Les dégâts que maître Martin, commet pendant la belle saison, dans les champs d’avoine : ce qu’il avale, ce qu’il piétine, lui attire la vindicte des cultivateurs. Pressé par la faim, il ne se fera aucun scrupule de happer, en passant à la brunante, un jeune cochon dans la basse cour, près de la forêt, ou un veau lâché dans les chaumes. La nuit venue, il explorera les avenues de la bergerie, y pénétrera par une trouée, qu’il pratiquera dans le fenil ou dans le toit, se gorgera de la chair des agneaux les plus tendres, massacrera sans pitié le reste du troupeau, sans oublier le bélier cornu ;[1] puis, il détalera, sans trompette : car, lui aussi, comme son petit collègue en rapine, le renard, est un rôdeur nocturne. Il n’est pas aussi astucieux, aussi fertile en ressources ; mais, il sait s’esquiver une fois traqué. On a vu un vieil ours poursuivi par des chasseurs pendant dix-huit jours et finalement capturé, dont les pattes lésées et ulcérées, par cette longue course, accusaient des efforts, une persévérance inouïe pour se soustraire au sort qui le menaçait.

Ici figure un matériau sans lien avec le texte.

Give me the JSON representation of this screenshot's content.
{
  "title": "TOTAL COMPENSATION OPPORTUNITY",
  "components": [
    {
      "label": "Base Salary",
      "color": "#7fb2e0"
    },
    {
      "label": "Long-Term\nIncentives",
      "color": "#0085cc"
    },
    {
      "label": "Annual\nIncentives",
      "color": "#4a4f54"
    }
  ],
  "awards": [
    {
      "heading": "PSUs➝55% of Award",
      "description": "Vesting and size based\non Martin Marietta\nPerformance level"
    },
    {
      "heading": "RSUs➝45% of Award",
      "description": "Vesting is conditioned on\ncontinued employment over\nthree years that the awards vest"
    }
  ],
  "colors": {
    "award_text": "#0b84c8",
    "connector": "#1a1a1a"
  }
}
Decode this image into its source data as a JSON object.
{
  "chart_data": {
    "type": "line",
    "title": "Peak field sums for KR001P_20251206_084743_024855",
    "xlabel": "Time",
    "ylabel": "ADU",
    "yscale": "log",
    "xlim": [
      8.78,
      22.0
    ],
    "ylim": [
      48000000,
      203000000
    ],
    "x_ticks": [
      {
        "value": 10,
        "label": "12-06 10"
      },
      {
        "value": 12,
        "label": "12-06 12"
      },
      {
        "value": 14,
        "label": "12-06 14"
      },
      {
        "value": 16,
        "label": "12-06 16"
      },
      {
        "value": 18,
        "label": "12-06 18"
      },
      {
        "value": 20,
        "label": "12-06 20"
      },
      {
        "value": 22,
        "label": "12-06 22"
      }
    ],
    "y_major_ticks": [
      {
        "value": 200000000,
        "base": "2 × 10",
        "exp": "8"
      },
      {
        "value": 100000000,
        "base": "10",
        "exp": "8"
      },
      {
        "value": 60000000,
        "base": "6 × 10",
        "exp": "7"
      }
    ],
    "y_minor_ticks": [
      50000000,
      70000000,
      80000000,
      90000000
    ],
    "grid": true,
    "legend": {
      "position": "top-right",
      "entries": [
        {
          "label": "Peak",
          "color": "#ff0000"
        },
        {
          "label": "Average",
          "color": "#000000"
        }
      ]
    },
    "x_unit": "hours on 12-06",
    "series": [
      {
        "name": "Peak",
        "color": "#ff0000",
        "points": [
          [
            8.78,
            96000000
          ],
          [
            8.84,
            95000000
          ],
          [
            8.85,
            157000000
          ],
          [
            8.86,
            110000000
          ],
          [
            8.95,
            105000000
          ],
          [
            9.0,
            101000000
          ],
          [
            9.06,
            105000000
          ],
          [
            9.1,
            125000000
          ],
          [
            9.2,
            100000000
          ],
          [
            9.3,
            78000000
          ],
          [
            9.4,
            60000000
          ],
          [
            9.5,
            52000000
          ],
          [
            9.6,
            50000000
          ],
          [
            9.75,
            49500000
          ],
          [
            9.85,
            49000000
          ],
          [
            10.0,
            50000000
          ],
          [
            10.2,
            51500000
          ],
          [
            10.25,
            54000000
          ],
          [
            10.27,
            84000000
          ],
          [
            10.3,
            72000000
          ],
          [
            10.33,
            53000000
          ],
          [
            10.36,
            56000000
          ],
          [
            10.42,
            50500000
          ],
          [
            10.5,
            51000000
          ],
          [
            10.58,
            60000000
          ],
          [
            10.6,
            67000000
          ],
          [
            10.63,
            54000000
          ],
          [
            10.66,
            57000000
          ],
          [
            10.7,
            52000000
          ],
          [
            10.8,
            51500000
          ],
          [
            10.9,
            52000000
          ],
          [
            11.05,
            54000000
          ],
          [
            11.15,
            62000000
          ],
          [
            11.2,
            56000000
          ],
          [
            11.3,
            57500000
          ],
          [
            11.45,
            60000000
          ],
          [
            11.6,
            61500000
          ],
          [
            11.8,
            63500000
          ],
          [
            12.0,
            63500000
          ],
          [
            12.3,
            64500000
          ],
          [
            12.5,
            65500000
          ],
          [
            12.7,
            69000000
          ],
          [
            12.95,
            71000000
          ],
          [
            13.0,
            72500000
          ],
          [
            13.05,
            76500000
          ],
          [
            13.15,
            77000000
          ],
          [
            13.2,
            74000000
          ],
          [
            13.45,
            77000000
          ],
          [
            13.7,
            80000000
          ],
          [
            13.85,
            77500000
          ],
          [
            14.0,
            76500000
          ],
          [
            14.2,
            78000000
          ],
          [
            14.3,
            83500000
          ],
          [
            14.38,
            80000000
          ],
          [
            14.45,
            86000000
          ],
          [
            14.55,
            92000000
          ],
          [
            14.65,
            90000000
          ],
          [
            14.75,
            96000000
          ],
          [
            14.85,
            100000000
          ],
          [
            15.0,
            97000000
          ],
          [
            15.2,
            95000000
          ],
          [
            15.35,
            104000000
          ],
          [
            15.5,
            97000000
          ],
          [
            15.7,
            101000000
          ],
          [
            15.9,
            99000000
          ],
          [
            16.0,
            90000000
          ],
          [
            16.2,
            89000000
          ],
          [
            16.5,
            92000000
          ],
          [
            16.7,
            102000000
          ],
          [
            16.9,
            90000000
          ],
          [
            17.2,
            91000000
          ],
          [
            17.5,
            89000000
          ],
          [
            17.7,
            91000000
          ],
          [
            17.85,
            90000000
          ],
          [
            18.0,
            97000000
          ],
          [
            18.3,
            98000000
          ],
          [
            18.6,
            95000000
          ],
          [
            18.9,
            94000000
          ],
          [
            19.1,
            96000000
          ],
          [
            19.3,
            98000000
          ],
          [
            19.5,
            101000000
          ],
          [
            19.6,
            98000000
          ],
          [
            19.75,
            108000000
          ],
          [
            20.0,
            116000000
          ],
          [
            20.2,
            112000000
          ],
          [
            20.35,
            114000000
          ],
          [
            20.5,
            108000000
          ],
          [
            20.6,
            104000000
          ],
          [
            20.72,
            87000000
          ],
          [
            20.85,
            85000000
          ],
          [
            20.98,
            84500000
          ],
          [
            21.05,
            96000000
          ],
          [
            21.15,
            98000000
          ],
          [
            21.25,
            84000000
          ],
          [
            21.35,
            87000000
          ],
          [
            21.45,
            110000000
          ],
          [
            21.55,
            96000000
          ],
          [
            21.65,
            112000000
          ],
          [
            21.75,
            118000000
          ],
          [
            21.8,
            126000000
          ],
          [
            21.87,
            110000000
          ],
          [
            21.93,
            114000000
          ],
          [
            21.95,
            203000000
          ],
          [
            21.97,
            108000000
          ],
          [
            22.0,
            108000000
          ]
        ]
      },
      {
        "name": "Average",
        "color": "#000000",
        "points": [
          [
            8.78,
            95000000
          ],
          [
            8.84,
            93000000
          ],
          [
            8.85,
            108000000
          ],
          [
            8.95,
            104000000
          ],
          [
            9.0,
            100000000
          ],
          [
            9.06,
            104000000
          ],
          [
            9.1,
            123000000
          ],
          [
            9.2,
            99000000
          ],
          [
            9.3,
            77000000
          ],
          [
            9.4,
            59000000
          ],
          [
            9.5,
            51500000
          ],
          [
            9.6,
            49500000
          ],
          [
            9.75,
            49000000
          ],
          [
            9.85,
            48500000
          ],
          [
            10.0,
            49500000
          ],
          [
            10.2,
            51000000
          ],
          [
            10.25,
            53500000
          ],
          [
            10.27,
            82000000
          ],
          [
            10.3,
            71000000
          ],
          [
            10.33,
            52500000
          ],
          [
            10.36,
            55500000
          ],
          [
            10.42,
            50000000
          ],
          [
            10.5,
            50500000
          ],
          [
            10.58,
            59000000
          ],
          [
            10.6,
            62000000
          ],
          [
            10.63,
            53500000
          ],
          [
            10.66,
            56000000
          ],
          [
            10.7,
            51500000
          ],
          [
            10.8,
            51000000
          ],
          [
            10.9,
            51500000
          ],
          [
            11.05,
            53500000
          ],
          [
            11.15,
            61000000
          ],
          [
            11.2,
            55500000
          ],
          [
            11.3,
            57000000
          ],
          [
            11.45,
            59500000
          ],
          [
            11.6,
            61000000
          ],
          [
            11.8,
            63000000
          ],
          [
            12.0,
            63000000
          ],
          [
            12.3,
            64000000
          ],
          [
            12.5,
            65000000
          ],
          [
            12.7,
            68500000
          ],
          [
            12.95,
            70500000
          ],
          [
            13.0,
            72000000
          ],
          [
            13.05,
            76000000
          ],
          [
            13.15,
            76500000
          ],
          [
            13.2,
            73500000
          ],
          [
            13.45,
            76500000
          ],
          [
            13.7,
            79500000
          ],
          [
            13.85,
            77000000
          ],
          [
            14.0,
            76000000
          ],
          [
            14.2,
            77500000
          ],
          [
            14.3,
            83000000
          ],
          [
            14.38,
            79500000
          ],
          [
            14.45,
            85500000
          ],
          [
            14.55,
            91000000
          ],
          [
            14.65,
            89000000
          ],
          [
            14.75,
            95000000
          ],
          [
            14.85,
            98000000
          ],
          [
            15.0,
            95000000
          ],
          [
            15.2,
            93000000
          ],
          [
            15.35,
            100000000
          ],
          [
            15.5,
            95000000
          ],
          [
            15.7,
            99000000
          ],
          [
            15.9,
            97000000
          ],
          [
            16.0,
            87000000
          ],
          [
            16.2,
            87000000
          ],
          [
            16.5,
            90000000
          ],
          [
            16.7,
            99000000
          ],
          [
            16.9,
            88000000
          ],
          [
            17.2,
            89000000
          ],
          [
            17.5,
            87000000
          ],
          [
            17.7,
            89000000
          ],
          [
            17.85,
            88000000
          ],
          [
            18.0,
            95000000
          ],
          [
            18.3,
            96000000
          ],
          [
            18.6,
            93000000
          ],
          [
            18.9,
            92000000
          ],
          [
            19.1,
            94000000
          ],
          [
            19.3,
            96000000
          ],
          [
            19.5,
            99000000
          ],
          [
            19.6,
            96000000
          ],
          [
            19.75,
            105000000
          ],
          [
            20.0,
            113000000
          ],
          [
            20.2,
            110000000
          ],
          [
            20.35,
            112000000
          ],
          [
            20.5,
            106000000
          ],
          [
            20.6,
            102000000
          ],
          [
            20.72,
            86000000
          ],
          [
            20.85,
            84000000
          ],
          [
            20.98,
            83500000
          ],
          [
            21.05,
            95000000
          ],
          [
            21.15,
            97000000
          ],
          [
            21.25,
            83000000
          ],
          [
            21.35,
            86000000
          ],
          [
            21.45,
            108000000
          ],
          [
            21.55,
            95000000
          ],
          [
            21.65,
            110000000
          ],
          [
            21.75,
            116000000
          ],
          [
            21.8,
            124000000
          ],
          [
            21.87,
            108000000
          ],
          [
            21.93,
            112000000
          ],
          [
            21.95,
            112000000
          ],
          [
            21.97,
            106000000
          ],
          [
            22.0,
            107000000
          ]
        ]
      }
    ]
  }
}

L’ours, traqué par des chiens, court une petite distance ;

  1. J’ai souvent ouï-dire par nos paysans, que l’ours capture les moutons dans les prés au moyen du stratagème suivant : Martin se couche de son long, sur l’herbe ; les moutons d’abord effrayés de sa présence, se laissent aller à la curiosité ; ils s’approchent peu à peu de l’objet noir qui fait le mort et quand une brebis s’est approchée assez près, le mort ressuscite et l’empoigne.